The primary drawback of UTF-8, as opposed to fixed-length character systems, is that a text with many non-Latin characters will take up much more space in UTF-8 than in, say, UCS-2. UTF-8 can use anywhere between one and six bytes for each character, as opposed to the fixed two-bytes-per-character ratio in UCS-2. However, UCS-2 (what most people think of when they hear "Unicode") isn't backward compatible with ASCII. -- BenjaminGeiger
This is not correct. UCS-2 (more commonly called UTF-16 now) will take either two or four bytes to represent a character, so it is not fixed width either, and whether UTF-16 or UTF-8 is "shorter" depends totally on the characters used; there are several groups of non-latin characters that are two bytes per character on each, all ASCII is shorter on UTF-8, and some non-ASCII characters are shorter on UTF-16. Personally, I think UTF-16 is pretty useless; originally it was supposed to be 2 bytes per character, so it was going to be simpler in some ways than UTF-16, but that didn't work out (too many characters), so now it has all the complexity, none of the backward compatible advantages, and only sometimes saves a few bytes in representation format. Ugh. If you really need fixed bytes-per-character then UTF-32 is the way to go, but that is almost always bigger overall than a UTF-8 stream and of course has zero backward compatibility.
KGS and CGoban 2 both use UTF-8 whenever they write SGF files.

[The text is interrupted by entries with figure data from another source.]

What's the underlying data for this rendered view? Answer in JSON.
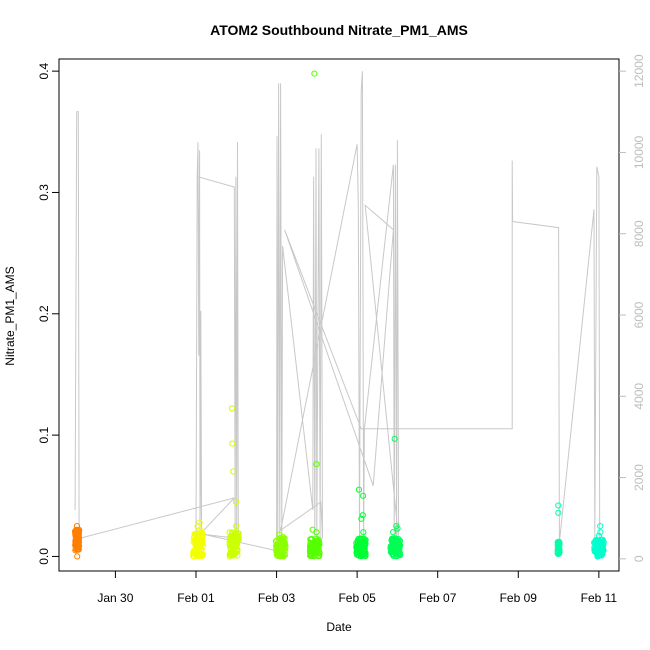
{
  "chart_data": {
    "type": "scatter",
    "title": "ATOM2 Southbound Nitrate_PM1_AMS",
    "xlabel": "Date",
    "ylabel": "Nitrate_PM1_AMS",
    "x_ticks": [
      "Jan 30",
      "Feb 01",
      "Feb 03",
      "Feb 05",
      "Feb 07",
      "Feb 09",
      "Feb 11"
    ],
    "x_tick_days": [
      30,
      32,
      34,
      36,
      38,
      40,
      42
    ],
    "xlim_days": [
      28.6,
      42.5
    ],
    "ylim": [
      -0.012,
      0.41
    ],
    "y_ticks": [
      0.0,
      0.1,
      0.2,
      0.3,
      0.4
    ],
    "y2_label": "",
    "y2_ticks": [
      0,
      2000,
      4000,
      6000,
      8000,
      10000,
      12000
    ],
    "y2lim": [
      -300,
      12300
    ],
    "grid": false,
    "legend": "none",
    "scatter_groups": [
      {
        "center_day": 29.05,
        "spread": 0.05,
        "color": "#ff7f00",
        "base": [
          0.005,
          0.022
        ],
        "extra": [
          0.025,
          0.022,
          0.02,
          0.0
        ]
      },
      {
        "center_day": 32.05,
        "spread": 0.12,
        "color": "#f2ff00",
        "base": [
          0.0,
          0.02
        ],
        "extra": [
          0.028,
          0.025,
          0.022
        ]
      },
      {
        "center_day": 32.95,
        "spread": 0.12,
        "color": "#ccff00",
        "base": [
          0.0,
          0.02
        ],
        "extra": [
          0.122,
          0.093,
          0.07,
          0.045,
          0.025
        ]
      },
      {
        "center_day": 34.1,
        "spread": 0.12,
        "color": "#8cff00",
        "base": [
          0.0,
          0.015
        ],
        "extra": [
          0.018,
          0.016
        ]
      },
      {
        "center_day": 34.95,
        "spread": 0.12,
        "color": "#55ff00",
        "base": [
          0.0,
          0.015
        ],
        "extra": [
          0.398,
          0.076,
          0.022,
          0.02
        ]
      },
      {
        "center_day": 36.1,
        "spread": 0.12,
        "color": "#00ff33",
        "base": [
          0.0,
          0.015
        ],
        "extra": [
          0.055,
          0.05,
          0.034,
          0.031,
          0.02
        ]
      },
      {
        "center_day": 36.95,
        "spread": 0.12,
        "color": "#00ff55",
        "base": [
          0.0,
          0.015
        ],
        "extra": [
          0.097,
          0.025,
          0.023,
          0.02
        ]
      },
      {
        "center_day": 41.0,
        "spread": 0.02,
        "color": "#00ffaa",
        "base": [
          0.002,
          0.012
        ],
        "extra": [
          0.042,
          0.036
        ]
      },
      {
        "center_day": 42.0,
        "spread": 0.12,
        "color": "#00ffcc",
        "base": [
          0.0,
          0.014
        ],
        "extra": [
          0.025,
          0.02,
          0.017
        ]
      }
    ],
    "secondary_line": {
      "color": "#c8c8c8",
      "axis": "right",
      "points": [
        [
          29.0,
          1200
        ],
        [
          29.04,
          11000
        ],
        [
          29.08,
          11000
        ],
        [
          29.1,
          500
        ],
        [
          32.95,
          1500
        ],
        [
          32.0,
          500
        ],
        [
          32.03,
          9400
        ],
        [
          32.05,
          10250
        ],
        [
          32.07,
          5000
        ],
        [
          32.09,
          10050
        ],
        [
          32.1,
          500
        ],
        [
          32.12,
          6100
        ],
        [
          32.14,
          600
        ],
        [
          32.05,
          9400
        ],
        [
          32.95,
          9150
        ],
        [
          32.97,
          500
        ],
        [
          32.99,
          9400
        ],
        [
          33.01,
          600
        ],
        [
          33.03,
          10250
        ],
        [
          33.05,
          500
        ],
        [
          32.2,
          600
        ],
        [
          34.0,
          200
        ],
        [
          34.01,
          10400
        ],
        [
          34.03,
          500
        ],
        [
          34.05,
          11700
        ],
        [
          34.08,
          500
        ],
        [
          34.1,
          11700
        ],
        [
          34.13,
          500
        ],
        [
          34.15,
          7700
        ],
        [
          34.9,
          1200
        ],
        [
          34.92,
          9400
        ],
        [
          34.95,
          500
        ],
        [
          34.98,
          10100
        ],
        [
          35.0,
          500
        ],
        [
          35.05,
          10100
        ],
        [
          35.08,
          500
        ],
        [
          35.11,
          10450
        ],
        [
          35.14,
          500
        ],
        [
          35.1,
          1400
        ],
        [
          34.1,
          700
        ],
        [
          36.0,
          10200
        ],
        [
          36.03,
          8700
        ],
        [
          36.06,
          500
        ],
        [
          36.1,
          11500
        ],
        [
          36.13,
          12000
        ],
        [
          36.16,
          500
        ],
        [
          36.18,
          3200
        ],
        [
          36.9,
          9700
        ],
        [
          36.92,
          500
        ],
        [
          36.95,
          9700
        ],
        [
          36.98,
          500
        ],
        [
          37.0,
          10300
        ],
        [
          37.03,
          500
        ],
        [
          36.2,
          8700
        ],
        [
          36.9,
          8100
        ],
        [
          36.4,
          1800
        ],
        [
          34.2,
          8100
        ],
        [
          36.1,
          3200
        ],
        [
          39.85,
          3200
        ],
        [
          39.85,
          9800
        ],
        [
          39.86,
          8300
        ],
        [
          41.0,
          8150
        ],
        [
          41.02,
          400
        ],
        [
          41.88,
          8600
        ],
        [
          41.9,
          500
        ],
        [
          41.95,
          9650
        ],
        [
          42.0,
          9400
        ],
        [
          42.02,
          500
        ]
      ]
    }
  }
}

(Sebastian:) This page was apparently created by accident. The text "Describe UTF8 here" is the default text for creating a new page. It was apparently created when someone clicked on the SGF code in the referring page. This is another argument for my wish in GuineaPigsFeedback that SL should be able to store non-wiki text files.
I propose we should delete this page and replace it with a link to http://en.wikipedia.org/wiki/UTF-8. Before that, it would be great if the contributors compared that page with this one and if there's any information missing in WikiPedia, either edit their page directly or write it as a comment in this page, and I or someone else will add it to Wikipedia.
wms: Heh, so sensei's library has a built in trolling feature to find people too eager to be helpful, and I took the bait. :-) I think that the wiki page says just about everything that is said here, and then some, so I propose that we get rid of this. And yes, it would be nice to be able to have non-wiki text files embedded in Sensei's.
(Sebastian:) Actually, I have to apologize. I am ashamed to admit that didn't even look at what you had written - it reminded me too much of work. Now that I did I find this page more concise than the Wikipedia article, above all because you dare to express your opinion here. Comparing these two articles is interesting when one wants to understand how wiki wiki webs work. Can it be that NPOV has its drawbacks? Is SL's less neutral point of view even an advantage?
I am only unsure what to do with the UTF-8 text. Maybe we should reserve a place for it here, after all?